The following is the text of the World Bank’s report about Iran’s economy which was published coinciding with the annual meetings of the World Bank Group and the International Monetary Fund (IMF):

The overall subsidies were estimated to cost 27 percent of GDP in 2007/2008 (approximately US$77.2 billion). 

The Government has opted for a direct cash transfer program while substantially increasing the prices of petroleum products, water, electricity, bread and a number of other products. 


The initial impact of the removal of the substantial energy and food subsidies in December 2010 did not suppress Iran’s economic performance despite stricter economic sanctions. 

Nevertheless, growth is projected to decline to 2.5 percent and inflation to increase to above 20 percent due to the impact of the substantial increase in energy prices. 

However, maintaining tight monetary and fiscal policies is expected to bring inflation back to 12 percent in 2012/13. 

Positive outlook

The medium term outlook for economic growth is positive (around 4.5 percent) but crucially depends on sound macroeconomic management and the capacity of the corporate sector to adjust to higher energy costs.

Preliminary estimates suggest that the government’s comprehensive cash transfer program accompanying the ongoing subsidy reform has reduced poverty and regional income disparities significantly.

Iran is the second largest economy in the Middle East and North Africa in terms of GDP - US$400 billion in 2011 (after Saudi Arabia) and in terms of population -78 million people (after Egypt). 
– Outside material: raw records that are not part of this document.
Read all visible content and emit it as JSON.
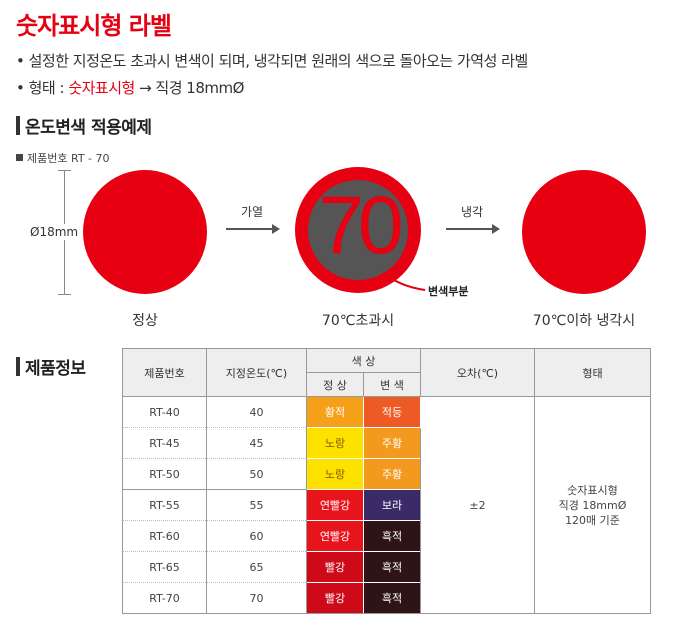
{
  "title": "숫자표시형 라벨",
  "bullets": {
    "line1": "• 설정한 지정온도 초과시 변색이 되며, 냉각되면 원래의 색으로 돌아오는 가역성 라벨",
    "line2_prefix": "• 형태 : ",
    "line2_highlight": "숫자표시형",
    "line2_suffix": " → 직경 18mmØ"
  },
  "example": {
    "heading": "온도변색 적용예제",
    "product_no": "제품번호 RT - 70",
    "diameter_label": "Ø18mm",
    "number_display": "70",
    "arrow_heat_label": "가열",
    "arrow_cool_label": "냉각",
    "callout": "변색부분",
    "captions": [
      "정상",
      "70℃초과시",
      "70℃이하 냉각시"
    ]
  },
  "product_info": {
    "heading": "제품정보",
    "headers": {
      "product_no": "제품번호",
      "temp": "지정온도(℃)",
      "color": "색 상",
      "normal": "정 상",
      "changed": "변 색",
      "tolerance": "오차(℃)",
      "shape": "형태"
    },
    "tolerance": "±2",
    "shape_lines": [
      "숫자표시형",
      "직경 18mmØ",
      "120매 기준"
    ],
    "rows": [
      {
        "no": "RT-40",
        "temp": "40",
        "normal": "황적",
        "normal_color": "#f6a01a",
        "changed": "적등",
        "changed_color": "#ee5a24"
      },
      {
        "no": "RT-45",
        "temp": "45",
        "normal": "노랑",
        "normal_color": "#fde200",
        "changed": "주황",
        "changed_color": "#f39a1e"
      },
      {
        "no": "RT-50",
        "temp": "50",
        "normal": "노랑",
        "normal_color": "#fde200",
        "changed": "주황",
        "changed_color": "#f39a1e"
      },
      {
        "no": "RT-55",
        "temp": "55",
        "normal": "연빨강",
        "normal_color": "#e8141c",
        "changed": "보라",
        "changed_color": "#3a2a68"
      },
      {
        "no": "RT-60",
        "temp": "60",
        "normal": "연빨강",
        "normal_color": "#e8141c",
        "changed": "흑적",
        "changed_color": "#2e1416"
      },
      {
        "no": "RT-65",
        "temp": "65",
        "normal": "빨강",
        "normal_color": "#cc0a18",
        "changed": "흑적",
        "changed_color": "#2e1416"
      },
      {
        "no": "RT-70",
        "temp": "70",
        "normal": "빨강",
        "normal_color": "#cc0a18",
        "changed": "흑적",
        "changed_color": "#2e1416"
      }
    ]
  },
  "colors": {
    "accent": "#e60012",
    "thermo_gray": "#555555"
  }
}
It is characterized by a large hydrocarbon sector, small scale private agriculture and services, and a noticeable state presence in manufacturing and finance. 
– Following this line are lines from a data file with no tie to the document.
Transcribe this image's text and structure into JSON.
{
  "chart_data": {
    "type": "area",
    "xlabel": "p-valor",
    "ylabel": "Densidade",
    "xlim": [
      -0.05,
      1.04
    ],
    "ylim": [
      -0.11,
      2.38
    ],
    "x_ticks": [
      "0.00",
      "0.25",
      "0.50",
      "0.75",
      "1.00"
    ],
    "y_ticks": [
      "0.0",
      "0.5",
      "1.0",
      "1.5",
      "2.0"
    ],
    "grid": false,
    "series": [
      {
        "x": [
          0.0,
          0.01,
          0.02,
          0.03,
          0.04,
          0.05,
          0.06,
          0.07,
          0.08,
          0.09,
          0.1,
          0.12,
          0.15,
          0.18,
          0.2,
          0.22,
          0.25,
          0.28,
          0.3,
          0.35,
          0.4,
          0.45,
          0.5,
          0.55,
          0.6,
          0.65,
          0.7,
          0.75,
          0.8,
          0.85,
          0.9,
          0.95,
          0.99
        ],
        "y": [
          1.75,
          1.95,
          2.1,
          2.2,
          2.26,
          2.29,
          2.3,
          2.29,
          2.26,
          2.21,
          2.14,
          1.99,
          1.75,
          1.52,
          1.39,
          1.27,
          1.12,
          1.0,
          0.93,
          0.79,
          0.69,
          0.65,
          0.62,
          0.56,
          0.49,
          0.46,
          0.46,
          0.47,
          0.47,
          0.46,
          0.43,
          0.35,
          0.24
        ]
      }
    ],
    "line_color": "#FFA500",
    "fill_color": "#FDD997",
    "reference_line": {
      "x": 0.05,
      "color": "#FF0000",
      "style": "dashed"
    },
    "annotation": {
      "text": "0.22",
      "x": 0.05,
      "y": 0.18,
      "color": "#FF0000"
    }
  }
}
In 2007 the service sector (including government) contributed 56% to GDP, followed by the hydrocarbon sector with 25 %, and agriculture with 10%. 

Iran ranks second in the world in natural gas reserves and third in oil reserves. It is the second largest OPEC oil producer; output averaged about 4 million barrels per day in recent years.  
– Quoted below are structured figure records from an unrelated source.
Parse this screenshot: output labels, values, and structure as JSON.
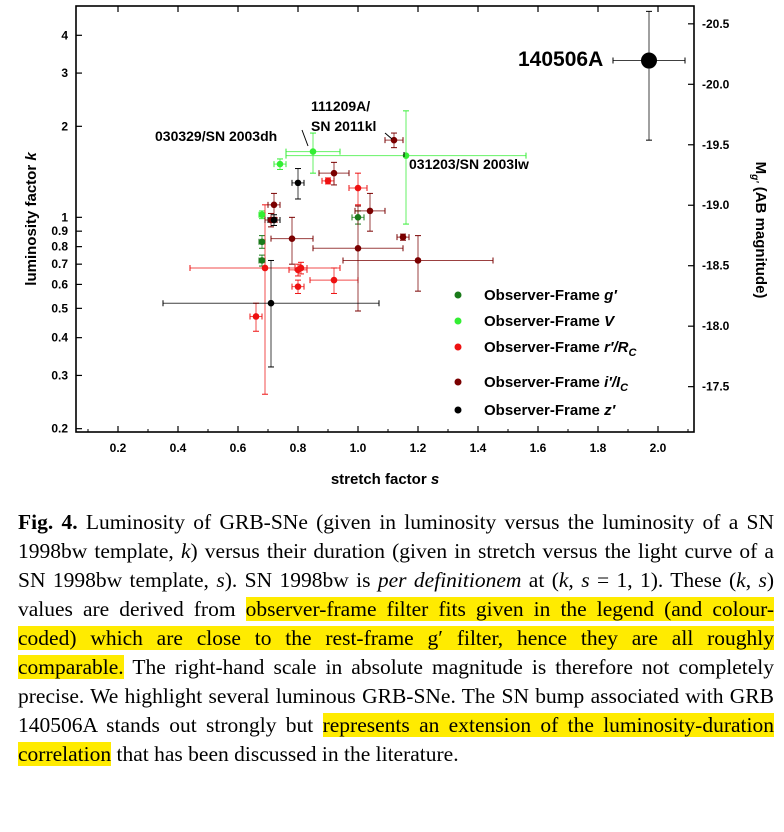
{
  "chart_data": {
    "type": "scatter",
    "xlabel": "stretch factor s",
    "ylabel": "luminosity factor k",
    "y2label": "M_g' (AB magnitude)",
    "x_log": false,
    "y_log": true,
    "xlim": [
      0.06,
      2.12
    ],
    "ylim": [
      0.195,
      5.0
    ],
    "x_ticks": [
      "0.2",
      "0.4",
      "0.6",
      "0.8",
      "1.0",
      "1.2",
      "1.4",
      "1.6",
      "1.8",
      "2.0"
    ],
    "y_ticks": [
      "0.2",
      "0.3",
      "0.4",
      "0.5",
      "0.6",
      "0.7",
      "0.8",
      "0.9",
      "1",
      "2",
      "3",
      "4"
    ],
    "y2_ticks": [
      "-20.5",
      "-20.0",
      "-19.5",
      "-19.0",
      "-18.5",
      "-18.0",
      "-17.5"
    ],
    "legend_position": "bottom-right",
    "series": [
      {
        "name": "Observer-Frame g'",
        "color": "#1a7a1a",
        "points": [
          {
            "x": 0.68,
            "y": 0.83,
            "xerr": 0.01,
            "yerr": 0.04
          },
          {
            "x": 0.68,
            "y": 0.72,
            "xerr": 0.01,
            "yerr": 0.03
          },
          {
            "x": 1.0,
            "y": 1.0,
            "xerr": 0.02,
            "yerr": 0.05
          }
        ]
      },
      {
        "name": "Observer-Frame V",
        "color": "#33ee33",
        "points": [
          {
            "x": 0.68,
            "y": 1.02,
            "xerr": 0.01,
            "yerr": 0.03
          },
          {
            "x": 0.74,
            "y": 1.5,
            "xerr": 0.02,
            "yerr": 0.06
          },
          {
            "x": 0.85,
            "y": 1.65,
            "xerr": 0.09,
            "yerr": 0.25
          },
          {
            "x": 1.16,
            "y": 1.6,
            "xerr": 0.4,
            "yerr": 0.65
          }
        ]
      },
      {
        "name": "Observer-Frame r'/Rc",
        "color": "#ee1111",
        "points": [
          {
            "x": 0.66,
            "y": 0.47,
            "xerr": 0.02,
            "yerr": 0.05
          },
          {
            "x": 0.69,
            "y": 0.68,
            "xerr": 0.25,
            "yerr": 0.42
          },
          {
            "x": 0.8,
            "y": 0.59,
            "xerr": 0.02,
            "yerr": 0.03
          },
          {
            "x": 0.8,
            "y": 0.67,
            "xerr": 0.03,
            "yerr": 0.03
          },
          {
            "x": 0.81,
            "y": 0.68,
            "xerr": 0.02,
            "yerr": 0.03
          },
          {
            "x": 0.9,
            "y": 1.32,
            "xerr": 0.02,
            "yerr": 0.03
          },
          {
            "x": 0.92,
            "y": 0.62,
            "xerr": 0.08,
            "yerr": 0.06
          },
          {
            "x": 1.0,
            "y": 1.25,
            "xerr": 0.03,
            "yerr": 0.15
          }
        ]
      },
      {
        "name": "Observer-Frame i'/Ic",
        "color": "#7a0000",
        "points": [
          {
            "x": 0.71,
            "y": 0.98,
            "xerr": 0.02,
            "yerr": 0.05
          },
          {
            "x": 0.72,
            "y": 1.1,
            "xerr": 0.02,
            "yerr": 0.1
          },
          {
            "x": 0.78,
            "y": 0.85,
            "xerr": 0.07,
            "yerr": 0.15
          },
          {
            "x": 0.92,
            "y": 1.4,
            "xerr": 0.05,
            "yerr": 0.12
          },
          {
            "x": 1.0,
            "y": 0.79,
            "xerr": 0.15,
            "yerr": 0.3
          },
          {
            "x": 1.04,
            "y": 1.05,
            "xerr": 0.05,
            "yerr": 0.15
          },
          {
            "x": 1.12,
            "y": 1.8,
            "xerr": 0.03,
            "yerr": 0.1
          },
          {
            "x": 1.15,
            "y": 0.86,
            "xerr": 0.02,
            "yerr": 0.02
          },
          {
            "x": 1.2,
            "y": 0.72,
            "xerr": 0.25,
            "yerr": 0.15
          }
        ]
      },
      {
        "name": "Observer-Frame z'",
        "color": "#000000",
        "points": [
          {
            "x": 0.71,
            "y": 0.52,
            "xerr": 0.36,
            "yerr": 0.2
          },
          {
            "x": 0.72,
            "y": 0.98,
            "xerr": 0.02,
            "yerr": 0.04
          },
          {
            "x": 0.8,
            "y": 1.3,
            "xerr": 0.02,
            "yerr": 0.15
          },
          {
            "x": 1.97,
            "y": 3.3,
            "xerr": 0.12,
            "yerr": 1.5
          }
        ]
      }
    ],
    "annotations": [
      {
        "text": "140506A",
        "x": 1.97,
        "y": 3.3
      },
      {
        "text": "111209A/",
        "x": 1.12,
        "y": 1.8
      },
      {
        "text": "SN 2011kl",
        "x": 1.12,
        "y": 1.8
      },
      {
        "text": "030329/SN 2003dh",
        "x": 0.85,
        "y": 1.65
      },
      {
        "text": "031203/SN 2003lw",
        "x": 1.16,
        "y": 1.6
      }
    ]
  },
  "caption": {
    "fig_label": "Fig. 4.",
    "part1": " Luminosity of GRB-SNe (given in luminosity versus the luminosity of a SN 1998bw template, ",
    "k": "k",
    "part2": ") versus their duration (given in stretch versus the light curve of a SN 1998bw template, ",
    "s": "s",
    "part3": "). SN 1998bw is ",
    "italic": "per definitionem",
    "part4": " at (",
    "k2": "k",
    "part5": ", ",
    "s2": "s",
    "part6": " = 1, 1). These (",
    "k3": "k",
    "part7": ", ",
    "s3": "s",
    "part8": ") values are derived from ",
    "highlight1": "observer-frame filter fits given in the legend (and colour-coded) which are close to the rest-frame g′ filter, hence they are all roughly comparable.",
    "part9": " The right-hand scale in absolute magnitude is therefore not completely precise. We highlight several luminous GRB-SNe. The SN bump associated with GRB 140506A stands out strongly but ",
    "highlight2": "represents an extension of the luminosity-duration correlation",
    "part10": " that has been discussed in the literature."
  }
}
Iran's chief source of foreign exchange comes from oil and gas. 

Iran's economy is transforming towards a market-based economy. The Iranian state still plays a key role in the economy, owning large public and quasi-public enterprises which partly dominate the manufacturing and commercial sectors. 

However, the authorities have adopted a comprehensive strategy as reflected in their 20-year Vision document and the 5th Five-Year Development Plan to ensure the implementation of market-based reforms.

Economic growth increased by 3.5 percent in 2009/10 while prudent macroeconomic policies reduced inflation to about 10 percent and ensured a fiscal surplus. 

High social indicators

The country’s social indicators are relatively high by regional standards. Most human development indicators have improved noticeably based on government’s efforts to increase access to education and health.

Virtually all children of the relevant age group enrolled into primary schools in 2008 while enrollment into secondary schools increased from 66%in 1995 to 80% in 2008. As a result, youth literacy rates increased from 86%to 94% over the same period, rising significantly for girls. 

Consequently, Iran is well placed to achieve the millennium development goals (MDG) target with regard to eliminating gender disparities.

 Currently, the number of Iranian women enrolled in university (at the undergraduate level) is twice as high as the number of men. Similarly, Iranian women are playing an increasingly important role in the economy, though their market participation and employment rates remain limited.

 Iran’s health outcomes have also improved considerably over the past twenty years. The mortality rate for children under five steadily declined from 73 (per 1,000) in 1990 to 32 in 2008. Similarly, the maternal mortality ratio per 100,000 live births declined from 150 to 30 during the same period. 

Consequently, health indicators are usually above regional averages. This success is based on the effective delivery of primary health care which almost balanced health care outcomes in rural and urban areas. Iran’s new 5th five-year development plan from 2011 to 2015 continues to focus on social policies.